There's plenty of room for improvement, but so far my French has been decent. My definition of "decent" is that everything I trip up in conversation could be mistaken as a bizarre sense of humor or compulsive lying. My definition of "room for improvement" is roughly equivalent to the distance between my index finger and Mars.

The one thing I have never gotten right is the distinction between fruit and fries. If I ask for one, they give me the other. Calling them apples and potatoes doesn't simplify the situation at all, because those two words are just as similar in French. While waiting to order today I practiced over and over. I want fruit. I do not want fries. Fruit, fries. Fries, fruit. Fry juice, french fruits. Then I asked for fruit. But when I went to pick up the bag it was fries.

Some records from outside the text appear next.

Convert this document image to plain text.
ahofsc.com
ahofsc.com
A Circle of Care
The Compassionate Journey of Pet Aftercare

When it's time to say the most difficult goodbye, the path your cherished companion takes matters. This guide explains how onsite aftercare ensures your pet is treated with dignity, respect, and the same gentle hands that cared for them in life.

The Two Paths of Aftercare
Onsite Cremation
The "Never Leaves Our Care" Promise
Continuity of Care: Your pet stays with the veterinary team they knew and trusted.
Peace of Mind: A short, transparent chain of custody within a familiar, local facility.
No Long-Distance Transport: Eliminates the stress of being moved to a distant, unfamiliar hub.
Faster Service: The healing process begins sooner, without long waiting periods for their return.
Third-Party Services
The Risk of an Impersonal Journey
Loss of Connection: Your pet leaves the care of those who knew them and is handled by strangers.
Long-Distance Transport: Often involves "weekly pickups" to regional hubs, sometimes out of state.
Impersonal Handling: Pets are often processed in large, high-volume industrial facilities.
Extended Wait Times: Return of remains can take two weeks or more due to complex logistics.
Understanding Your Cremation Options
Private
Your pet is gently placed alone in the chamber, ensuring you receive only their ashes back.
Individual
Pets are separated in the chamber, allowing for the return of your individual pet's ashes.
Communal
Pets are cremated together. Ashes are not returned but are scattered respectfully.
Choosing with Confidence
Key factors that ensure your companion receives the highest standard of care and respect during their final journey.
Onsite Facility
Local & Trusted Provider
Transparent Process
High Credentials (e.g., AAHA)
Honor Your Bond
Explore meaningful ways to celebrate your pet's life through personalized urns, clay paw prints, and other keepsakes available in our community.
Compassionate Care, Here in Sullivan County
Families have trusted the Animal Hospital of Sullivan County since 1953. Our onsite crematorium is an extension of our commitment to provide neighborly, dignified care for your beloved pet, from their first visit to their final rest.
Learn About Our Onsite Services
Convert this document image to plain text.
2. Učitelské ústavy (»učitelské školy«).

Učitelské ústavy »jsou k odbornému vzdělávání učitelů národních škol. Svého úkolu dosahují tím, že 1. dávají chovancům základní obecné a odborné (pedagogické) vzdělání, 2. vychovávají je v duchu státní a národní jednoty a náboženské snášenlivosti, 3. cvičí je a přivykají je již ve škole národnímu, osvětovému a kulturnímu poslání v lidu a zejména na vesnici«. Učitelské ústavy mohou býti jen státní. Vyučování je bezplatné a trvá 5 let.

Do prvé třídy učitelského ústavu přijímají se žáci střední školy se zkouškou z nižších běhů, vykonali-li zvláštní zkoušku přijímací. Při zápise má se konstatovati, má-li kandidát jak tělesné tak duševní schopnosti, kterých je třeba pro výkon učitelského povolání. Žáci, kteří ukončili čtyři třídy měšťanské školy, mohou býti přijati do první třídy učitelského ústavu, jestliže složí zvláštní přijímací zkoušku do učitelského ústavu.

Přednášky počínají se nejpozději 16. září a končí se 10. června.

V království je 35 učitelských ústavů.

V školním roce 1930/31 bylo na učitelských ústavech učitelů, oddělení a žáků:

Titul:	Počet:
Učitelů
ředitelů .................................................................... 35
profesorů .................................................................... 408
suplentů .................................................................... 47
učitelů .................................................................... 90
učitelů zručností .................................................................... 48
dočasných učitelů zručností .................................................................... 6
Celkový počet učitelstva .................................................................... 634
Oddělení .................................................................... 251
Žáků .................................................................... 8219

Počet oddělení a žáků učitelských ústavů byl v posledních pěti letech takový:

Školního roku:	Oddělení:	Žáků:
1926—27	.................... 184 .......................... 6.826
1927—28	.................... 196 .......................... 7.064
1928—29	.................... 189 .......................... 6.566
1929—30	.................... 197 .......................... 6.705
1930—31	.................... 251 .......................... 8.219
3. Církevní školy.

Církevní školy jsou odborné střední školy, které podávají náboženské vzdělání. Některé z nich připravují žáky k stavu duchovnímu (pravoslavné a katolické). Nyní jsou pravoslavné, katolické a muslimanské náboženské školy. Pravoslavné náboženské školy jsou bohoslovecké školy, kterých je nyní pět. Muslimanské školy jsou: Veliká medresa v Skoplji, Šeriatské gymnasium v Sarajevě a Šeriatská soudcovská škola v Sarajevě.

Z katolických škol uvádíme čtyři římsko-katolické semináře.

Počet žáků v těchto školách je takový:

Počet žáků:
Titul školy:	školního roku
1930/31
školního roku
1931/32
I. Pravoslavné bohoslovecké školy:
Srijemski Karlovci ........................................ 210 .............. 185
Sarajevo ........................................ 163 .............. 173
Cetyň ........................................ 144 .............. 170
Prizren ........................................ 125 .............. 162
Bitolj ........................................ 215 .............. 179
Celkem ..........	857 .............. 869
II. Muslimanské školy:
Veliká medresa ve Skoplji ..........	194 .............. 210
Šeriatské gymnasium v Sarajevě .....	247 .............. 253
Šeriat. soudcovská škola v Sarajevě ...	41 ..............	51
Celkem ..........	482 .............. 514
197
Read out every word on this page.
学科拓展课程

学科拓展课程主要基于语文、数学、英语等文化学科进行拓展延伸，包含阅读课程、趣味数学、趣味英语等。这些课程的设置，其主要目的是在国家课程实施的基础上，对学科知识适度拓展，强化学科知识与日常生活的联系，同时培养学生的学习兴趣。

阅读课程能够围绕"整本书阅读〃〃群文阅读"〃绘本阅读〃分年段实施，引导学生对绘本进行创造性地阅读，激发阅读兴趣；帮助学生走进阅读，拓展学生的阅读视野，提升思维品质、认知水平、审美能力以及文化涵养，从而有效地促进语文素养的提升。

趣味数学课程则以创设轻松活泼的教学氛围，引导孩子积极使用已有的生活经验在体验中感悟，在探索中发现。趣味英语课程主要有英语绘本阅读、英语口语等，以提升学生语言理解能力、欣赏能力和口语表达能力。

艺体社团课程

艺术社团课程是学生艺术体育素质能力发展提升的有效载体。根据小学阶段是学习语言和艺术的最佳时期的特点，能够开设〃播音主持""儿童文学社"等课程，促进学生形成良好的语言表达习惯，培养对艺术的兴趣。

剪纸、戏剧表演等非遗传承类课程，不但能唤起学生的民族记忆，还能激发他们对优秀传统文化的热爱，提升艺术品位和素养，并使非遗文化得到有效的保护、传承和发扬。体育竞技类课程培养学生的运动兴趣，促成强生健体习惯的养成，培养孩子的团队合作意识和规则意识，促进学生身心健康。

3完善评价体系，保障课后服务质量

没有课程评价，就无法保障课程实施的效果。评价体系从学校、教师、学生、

A sane person would have gone back to the counter and practiced fries vs fruit some more, this time with a visual. A tired person would have just eaten the fries. But I was way more than tired and wasn't into either option. What does it take to get some fruit in this city? Why can't anyone pay close attention to the way I pronounce the ends of words?

So instead of complaining or eating I walked 10 minutes to the port where the same woman always sits on corner with a sign and a stuffed monkey that has seen better days. I presented her the bag and asked: "Excuse me, Ma'am, would you like some fries?"

In beautiful French. And she understood me perfectly.

October 6, 2010

heureuse

Things have been so wild lately that I haven't had time to write about how wild everything is.

I am living with the nicest family in the world. They play card games with me, and show me their stamp collection, and tell me about the ten most popular kinds of tomatoes. They don't make fun of how bad I am at making eggs (I cook horribly under pressure). They teach me words like "sweet and sour sauce," "drumline," and "tree bark." I teach them the difference between sunny-side-up eggs and over-easy, even though I can't successfully make either. I really don't bring much to the relationship, which is why I feel so lucky.

They even made this rad dessert for me my first night here:



I have a room with a ceiling so tall that I can stand up straight on top of my loft bed and get serious vertigo. And we live in the middle of downtown and there is always a ton of exciting stuff going on outside.

My definition of exciting doesn't involve parades or anything, just tons of people buying baguettes and walking around with boom boxes and chasing after their dogs.